Zehntausenden Migranten droht Asyl-Verlust – und am Ende bleiben doch alle hier?
Zehntausende Migranten mussten in den vergangenen Jahren um ihren Asylstatus bangen. Doch nur Tausende traf bisher der Asyl-Entzug – und selbst dann bleibt offen: Wer verlässt das Land am Ende wirklich? Eine parlamentarische Anfrage wirft brisante Fragen auf.
Selbst wenn ehemalige Flüchtlinge ihren Asyl-Status verlieren, ist unklar, was nachher geschieht und ob sie ausreisen.APA/Helmut Fohringer
Der FPÖ-Abgeordnete Harald Schuh wollte es genau wissen: Wie oft wurde Asyl in Österreich überprüft – und wie oft tatsächlich entzogen?
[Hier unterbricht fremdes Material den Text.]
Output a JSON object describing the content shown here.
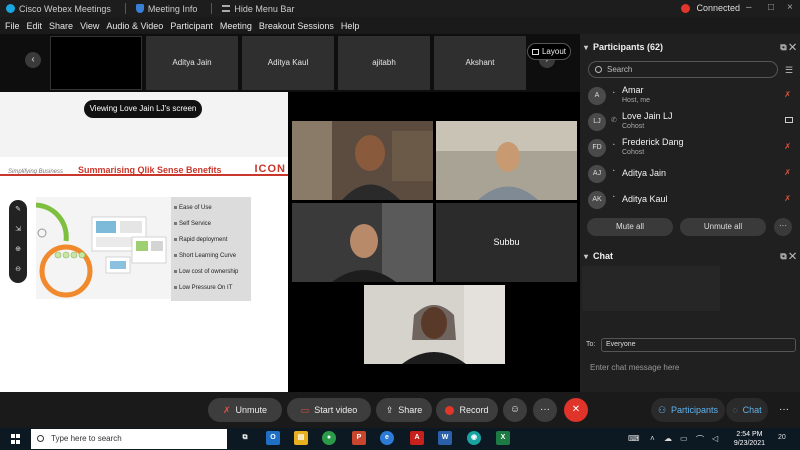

Das Innenministerium konnte dazu zumindest eine präzise Zahl liefern: Zwischen 2020 und 2024 wurden 23.752 Aberkennungsverfahren eingeleitet.
Das heißt: In zehntausenden Fällen stand der Schutzstatus von Asylberechtigten auf dem Prüfstand.
Nur 5.035 tatsächliche Aberkennungen
Doch wie viele verloren ihr Asyl am Ende tatsächlich? Laut Antwort des Ministeriums wurde der Status in diesem Zeitraum 5.035 Mal aberkannt – also nur knapp jeder Fünfte der eingeleiteten Fälle.
Warum diese Schere so groß ist, erklärt Innenminister Gerhard Karner (ÖVP) in seiner Beantwortung nicht. Möglich ist: Manche Verfahren enden ohne Entzug. Naheliegend ist auch: Viele Verfahren ziehen sich lange – und sind zum Teil noch gar nicht abgeschlossen.
Im Schnitt verloren damit rund 1.000 Personen pro Jahr ihren Schutzstatus.
Die Aufschlüsselung:
2020: 1.341
2021: 1.306
2022: 951
2023: 588
2024: 849
Und dann?
Genau hier wird’s brisant: Was folgt nach der Aberkennung? Schuh wollte wissen, wie viele der 5.035 Betroffenen bis zum Stichtag abgeschoben wurden, wie viele weiterhin in Österreich sind – und wie oft der Entzug wegen Sozialleistungsbetrugs erfolgte.
Die Antwort des Innenministeriums: „Darüberhinausgehende Statistiken werden nicht geführt.“
Mit anderen Worten: Der Staat kann öffentlich nicht belegen, wie oft ein Asyl-Entzug tatsächlich zur Außerlandesbringung führt – oder ob Betroffene am Ende weiterhin im Land bleiben.
Syrien nach Assad: Tausende Entzugsverfahren – und der Stau wächst
Von Asyl-Aberkennungen ist vor allem seit Dezember 2024 ständig die Rede. Damals endete die Herrschaft des syrischen Diktators Bashar al-Assad – vor seinem Regime waren zuvor unzählige Syrer nach Europa geflohen.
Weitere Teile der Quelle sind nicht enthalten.